If these changes are made, there will be greater incentive for manufacturers to participate in tenders and to work more collaboratively with tender authorities and hospitals to achieve mutually beneficial outcomes.
Conclusion
Given the issues contributing to medicine shortages and outages, it is reasonable to conclude that hospitals need to find a balance between price and certainty of supply. The loss of some potential direct savings can be offset by certainty of supply, ability to provide uninterrupted patient care, less indirect costs, and more productive pharmacy and clinical activities.
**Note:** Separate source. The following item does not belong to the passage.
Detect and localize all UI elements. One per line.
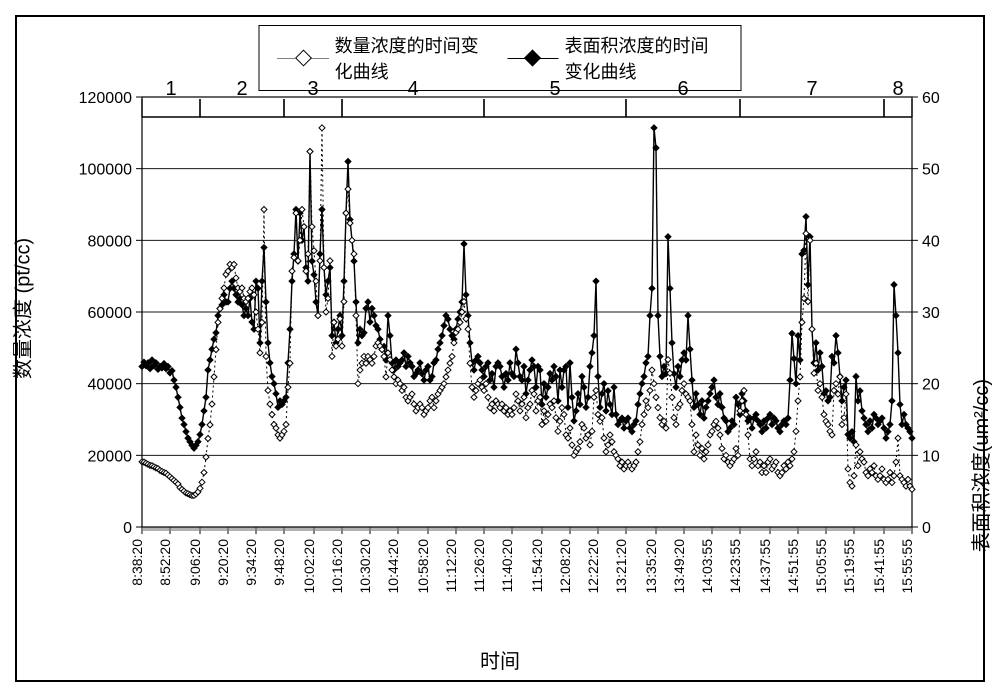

The first step to achieving a reduction in the number and frequency of medicine shortages is for stakeholders to think differently about the problem, and to act more collaboratively using the proposed strategies and actions as a framework for change.
Competing interests
The inspiration for this paper came from two case studies the author conducted to quantify the impact of medicine shortages on two major Australian teaching hospitals. The case study work was commissioned by a pharmaceutical company. The work involved in the case studies and in the production of this paper were carried out independently by the author.